By day’s end, with all the fish, chicken, salad and marzipan chocolate eaten, the final session was about the cultural boycott of Israel and how to beat it. Actress Yael Abecassis said that she was a “spokesperson [for Israel] as soon as I leave the house, when I leave the country. We are all soldiers.” Musician Idan Raichel said that BDS activists had never successfully cancelled his performances. Producer Shuki Weiss, who revealed that Elton John was asked to sign an Israeli loyalty pledge before his show in Tel Aviv, said that few international musicians were listening to the BDS call by former Pink Floyd member Roger Waters.

It was a surreal day, filled with determination to defeat BDS, but participants were seemingly incapable of truly understanding why the movement was surging globally.

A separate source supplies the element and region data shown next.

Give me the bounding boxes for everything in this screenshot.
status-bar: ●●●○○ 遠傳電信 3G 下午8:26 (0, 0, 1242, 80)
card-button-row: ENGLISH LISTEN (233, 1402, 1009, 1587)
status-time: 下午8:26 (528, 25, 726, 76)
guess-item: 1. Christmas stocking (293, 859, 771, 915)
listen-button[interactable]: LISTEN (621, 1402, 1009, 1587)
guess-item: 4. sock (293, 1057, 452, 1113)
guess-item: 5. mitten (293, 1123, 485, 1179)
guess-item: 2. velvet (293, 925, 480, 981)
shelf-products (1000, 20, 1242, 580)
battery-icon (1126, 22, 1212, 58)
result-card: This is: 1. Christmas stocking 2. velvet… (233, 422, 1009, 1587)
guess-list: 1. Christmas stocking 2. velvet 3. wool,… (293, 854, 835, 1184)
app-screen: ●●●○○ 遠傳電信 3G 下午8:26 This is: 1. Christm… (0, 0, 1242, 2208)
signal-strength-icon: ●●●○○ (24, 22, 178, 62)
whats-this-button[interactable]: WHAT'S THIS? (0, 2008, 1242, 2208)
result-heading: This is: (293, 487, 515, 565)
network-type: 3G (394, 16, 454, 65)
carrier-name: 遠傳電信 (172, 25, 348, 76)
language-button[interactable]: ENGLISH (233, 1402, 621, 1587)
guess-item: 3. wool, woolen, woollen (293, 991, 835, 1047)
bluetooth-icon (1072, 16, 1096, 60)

Antisemitism was the oft-stated reason. The current mood in Jewish Israel is nationalistic, belligerent, fearful and contemptuous of Palestinians, pro-military and intolerant of dissent. International media is being blamed for Israel’s poor global standing.

BDS is working. Israeli companies are increasingly moving out of the West Bank to avoid being boycotted (though corporate media outlets like the Financial Times continue to produce plush spreads about the “start-up nation”). In many ways, the West Bank and Israel are already indivisible politically and morally; it’s one state with Jews and Arabs facing different rights and laws. Israel proper is complicit in establishing and deepening the West Bank colonies. De-facto annexation of the West Bank is happening today. Gaza remains broken.

The fact that this anti-BDS event happened at all, after years of Zionist groups and the Israeli government claiming the movement was irrelevant, was a clear sign that BDS has started to bite. Mossad is already pushing a cyberwar against BDS activists. The anti-BDS conference revealed that there are few strategies being contemplated apart from more money for US campuses to spread Israeli propaganda and funds to better sell the country’s supposed benefits to an increasingly skeptical world.

There’s no doubt that draconian legislation against BDS could hamper the movement’s rise in the short term, and BDS leaders could be targeted by political, social or military means, but the underlying trajectory of Israel is clear. The US and its allies are now supporting the “first signs of fascism in Israel”, Gideon Levy recently said. BDS will continue to grow globally because Israel is helping its cause on a daily basis.